What is the Consumer Buying Process?
With any decent marketing strategy or campaign, it’s wise to take the whole purchasing process and examine it from the point of view of the consumer. Why? While you can make assumptions about what may or may not work, being informed and knowledgeable about the process – and how people get to the point where they are ready to commit and make a purchase – is essential to understanding the way your customers think. Once you have that information, you can design a process and strategy that not only appeals to the right people but nearly guarantees that they make the decision to buy what you are offering.
What is the difference between the consumer buying process and your sales process?
For many salespeople or marketers, there is a misconception that the consumer buying process and the sales process are one and the same. This simply isn’t the case. While the buying process can, and should, impact the direction of the sales process, one is about what the customer experiences while trying to make a choice and the other is how to reach that individual and sway them to commit to the product or service. Without a full understanding of the current buying process, sales will fail to close as often as they could.
Consumer Buying Process Breakdown
Currently, the consumer buying process includes six steps.

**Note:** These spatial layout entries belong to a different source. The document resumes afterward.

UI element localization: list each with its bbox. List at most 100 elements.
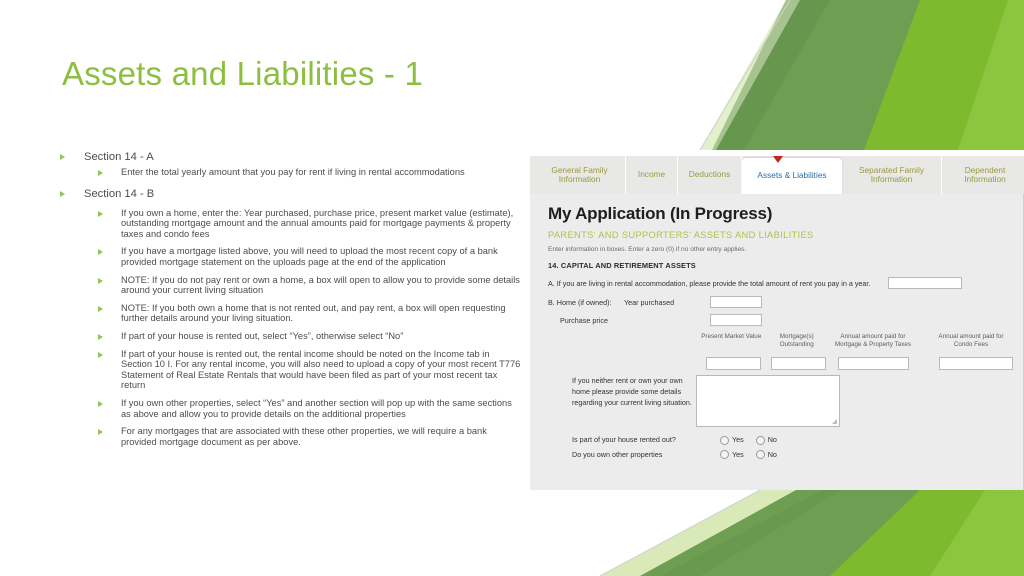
bg-shape-top-mid	[864, 0, 1010, 150]
list-item: NOTE: If you both own a home that is not…	[98, 303, 522, 324]
list-item: For any mortgages that are associated wi…	[98, 426, 522, 447]
bg-shape-top-light	[958, 0, 1024, 150]
tab-dependent-information[interactable]: Dependent Information	[942, 156, 1024, 194]
question-other-properties-label: Do you own other properties	[572, 450, 663, 460]
capital-assets-heading: 14. CAPITAL AND RETIREMENT ASSETS	[548, 261, 696, 270]
bg-shape-bottom-pale	[600, 490, 796, 576]
tab-assets-and-liabilities[interactable]: Assets & Liabilities	[742, 158, 842, 194]
list-item: If you have a mortgage listed above, you…	[98, 246, 522, 267]
form-panel: My Application (In Progress) PARENTS' AN…	[530, 194, 1024, 490]
question-other-properties-row: Do you own other properties Yes No	[548, 450, 1013, 460]
radio-label: Yes	[732, 435, 744, 445]
bullet-triangle-icon	[98, 352, 103, 358]
column-header-annual-mortgage-property-taxes: Annual amount paid for Mortgage & Proper…	[834, 333, 912, 348]
bullet-triangle-icon	[98, 334, 103, 340]
list-item-text: Section 14 - A	[84, 151, 154, 163]
question-a-row: A. If you are living in rental accommoda…	[548, 277, 1013, 289]
purchase-price-label: Purchase price	[560, 315, 608, 325]
home-if-owned-label: B. Home (if owned):	[548, 297, 612, 307]
bullet-list: Section 14 - A Enter the total yearly am…	[60, 150, 522, 454]
bullet-triangle-icon	[98, 211, 103, 217]
radio-circle-icon	[720, 435, 729, 445]
purchase-price-row: Purchase price	[548, 314, 1013, 326]
property-value-inputs	[548, 357, 1014, 371]
radio-circle-icon	[720, 450, 729, 460]
radio-label: No	[767, 449, 777, 459]
question-b-row: B. Home (if owned): Year purchased	[548, 296, 1013, 308]
tab-label: Separated Family Information	[858, 164, 925, 184]
radio-house-rented-no[interactable]: No	[755, 435, 777, 445]
year-purchased-label: Year purchased	[624, 297, 675, 307]
list-item-text: NOTE: If you both own a home that is not…	[121, 302, 506, 324]
list-item-text: If you own a home, enter the: Year purch…	[121, 207, 514, 239]
list-item: If you own other properties, select “Yes…	[98, 398, 522, 419]
section-title: PARENTS' AND SUPPORTERS' ASSETS AND LIAB…	[548, 230, 814, 240]
tab-label: Income	[637, 169, 666, 180]
list-item-text: If you own other properties, select “Yes…	[121, 397, 512, 419]
red-down-arrow-icon	[773, 156, 783, 163]
list-item: Section 14 - B	[60, 187, 522, 202]
bg-shape-top-shadow	[712, 0, 830, 150]
question-house-rented-label: Is part of your house rented out?	[572, 435, 676, 445]
tab-separated-family-information[interactable]: Separated Family Information	[842, 156, 942, 194]
application-title: My Application (In Progress)	[548, 204, 773, 223]
bg-shape-top-pale	[700, 0, 800, 150]
bg-shape-bottom-dark	[600, 490, 1024, 576]
tab-general-family-information[interactable]: General Family Information	[534, 156, 626, 194]
form-hint: Enter information in boxes. Enter a zero…	[548, 246, 747, 253]
list-item-text: Enter the total yearly amount that you p…	[121, 167, 465, 177]
property-column-headers: Present Market Value Mortgage(s) Outstan…	[548, 333, 1013, 348]
bullet-triangle-icon	[60, 154, 65, 160]
list-item: If part of your house is rented out, sel…	[98, 331, 522, 342]
radio-circle-icon	[755, 450, 765, 460]
bullet-triangle-icon	[98, 401, 103, 407]
embedded-application-screenshot: General Family Information Income Deduct…	[530, 156, 1024, 490]
annual-condo-fees-input[interactable]	[939, 357, 1014, 371]
present-market-value-input[interactable]	[706, 357, 761, 371]
bullet-triangle-icon	[98, 306, 103, 312]
purchase-price-input[interactable]	[710, 314, 762, 326]
list-item-text: If part of your house is rented out, sel…	[121, 330, 404, 341]
list-item-text: If you have a mortgage listed above, you…	[121, 246, 498, 267]
question-house-rented-row: Is part of your house rented out? Yes No	[548, 435, 1013, 445]
list-item: If you own a home, enter the: Year purch…	[98, 208, 522, 240]
page-title: Assets and Liabilities - 1	[62, 55, 424, 92]
radio-label: Yes	[732, 449, 744, 459]
tab-label: Dependent Information	[964, 164, 1006, 184]
list-item-text: If part of your house is rented out, the…	[121, 348, 521, 391]
tab-income[interactable]: Income	[626, 156, 678, 194]
annual-rent-input[interactable]	[888, 277, 963, 289]
list-item-text: For any mortgages that are associated wi…	[121, 426, 487, 447]
radio-label: No	[767, 435, 777, 445]
tab-bar: General Family Information Income Deduct…	[530, 156, 1024, 194]
radio-house-rented-yes[interactable]: Yes	[720, 435, 744, 445]
tab-deductions[interactable]: Deductions	[678, 156, 742, 194]
radio-other-properties-no[interactable]: No	[755, 449, 777, 460]
tab-label: Assets & Liabilities	[757, 170, 827, 181]
bullet-triangle-icon	[60, 191, 65, 197]
living-situation-row: If you neither rent or own your own home…	[548, 375, 1013, 428]
list-item-text: Section 14 - B	[84, 187, 155, 200]
list-item: If part of your house is rented out, the…	[98, 349, 522, 391]
bg-shape-bottom-light	[930, 490, 1024, 576]
living-situation-label: If you neither rent or own your own home…	[572, 376, 692, 408]
bullet-triangle-icon	[98, 278, 103, 284]
list-item-text: NOTE: If you do not pay rent or own a ho…	[121, 274, 520, 296]
bullet-triangle-icon	[98, 429, 103, 435]
bg-hairline-bottom	[599, 488, 763, 576]
tab-label: General Family Information	[551, 164, 608, 184]
living-situation-textarea[interactable]	[696, 375, 840, 428]
bullet-triangle-icon	[98, 170, 103, 176]
bg-hairline-top	[699, 0, 791, 151]
column-header-mortgages-outstanding: Mortgage(s) Outstanding	[779, 333, 814, 348]
radio-other-properties-yes[interactable]: Yes	[720, 450, 744, 460]
question-a-label: A. If you are living in rental accommoda…	[548, 278, 871, 288]
year-purchased-input[interactable]	[710, 296, 762, 308]
annual-mortgage-property-taxes-input[interactable]	[837, 357, 910, 371]
list-item: Enter the total yearly amount that you p…	[98, 167, 522, 178]
list-item: NOTE: If you do not pay rent or own a ho…	[98, 275, 522, 296]
column-header-annual-condo-fees: Annual amount paid for Condo Fees	[938, 333, 1004, 348]
mortgages-outstanding-input[interactable]	[770, 357, 826, 371]
column-header-present-market-value: Present Market Value	[701, 333, 762, 340]
radio-circle-icon	[755, 435, 765, 445]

- First, the consumer must identify a problem that requires a solution. This is the first step of any purchasing decision. Marketers skilled in creating a problem for the consumer and then engaging the individual by offering an attractive solution take control of the situation instead of waiting for the public to identify the problem on their own.
- The second step involves research. Most individuals will not immediately jump into buying an item without looking into the options available first. Establishing credibility online for your business, and your products, is the way to stand out during this phase.
- Next, they are going to check out your competition. What are the alternatives available? Can they find a similar product or service – of equal quality and credibility – but at a much better price? If so, you’ve got your work cut out for you in terms of either changing your pricing structure or increasing your marketing to establish that your offering outshines all other alternatives.
- Fourth, it’s time to make a choice. If they aren’t already sold at this point, reminders or retargeting might be needed. If the item is just sitting in a shopping cart without completing the payment cycle – something is keeping that consumer from biting the bullet and buying the item. This step is crucial because if they walk away, it’s going to make even more work to bring them back and convince them to buy.
- Now it’s time to make a purchase. You are almost in the clear, but not yet. Is your purchasing process simple, clear, and easy to use? Are you shipping options attractive? Taxes and fees? Is the website easy to use? Any of these factors can stop the purchase altogether. Be certain your process is straightforward and easy to use.
- Lastly, you’ve gotten the sale. Congratulations! You might think you are done and ready to move on to the next sale, but you aren’t done yet. Customer loyalty is at stake. Are they happy with their purchase? Do they feel appreciated? Have you convinced the consumer that buying from you is worthwhile? What will they say online about you?
What works in 2017 will most likely be ineffective in 2020, so staying on top of changing trends in ecommerce, payment processing, marketing, and shopping is critical. Currently, the top three factors weighed from most shopping when it comes time to make a buying decision are price, shipping cost and delivery options, and discount opportunities.
According to the Bright Local 2016 Local Consumer Review Survey, 84% of people trust online reviews as much as they do personal recommendations from friends or family members. A company’s online reputation and presence is now playing a big role in the decision making process. You can pretty much count on the fact that your customers are researching you, your company, and your products online before they make a final choice.
Don’t forget social media. As more platforms become shopper friendly, social media will play an even larger role in the consumer purchasing process. Right now 23% of shoppers admit that they are influenced by social recommendations and reviews on social platforms.
Time to decide
Ecommerce sites have picked up on the fact that most consumers won’t make a purchasing decision the first time they encounter an item they might be interested in. They attempt to counter this problem by sending notifications and reminders to potential buyers about an item that was previously considered online.
Online shopping trends
A whopping 96% of shoppers in the US have purchased something online at least once. In fact, according to Big Commerce, 51% of Americans prefer to do their shopping online.
Every year new technology arrives on the scene that changes the consumer buying process. The increased popularity of mobile, combined with new payment options, and online research avenues make the current buying process drastically different than it was even 5 years ago. Business should stay on top of current online shopping trends and then modify their sales process appropriately.
In order to stay on top of how consumers shop, it’s vital that companies examine all of these factors and then adapt their approach to achieve the best possible returns on their sales strategy.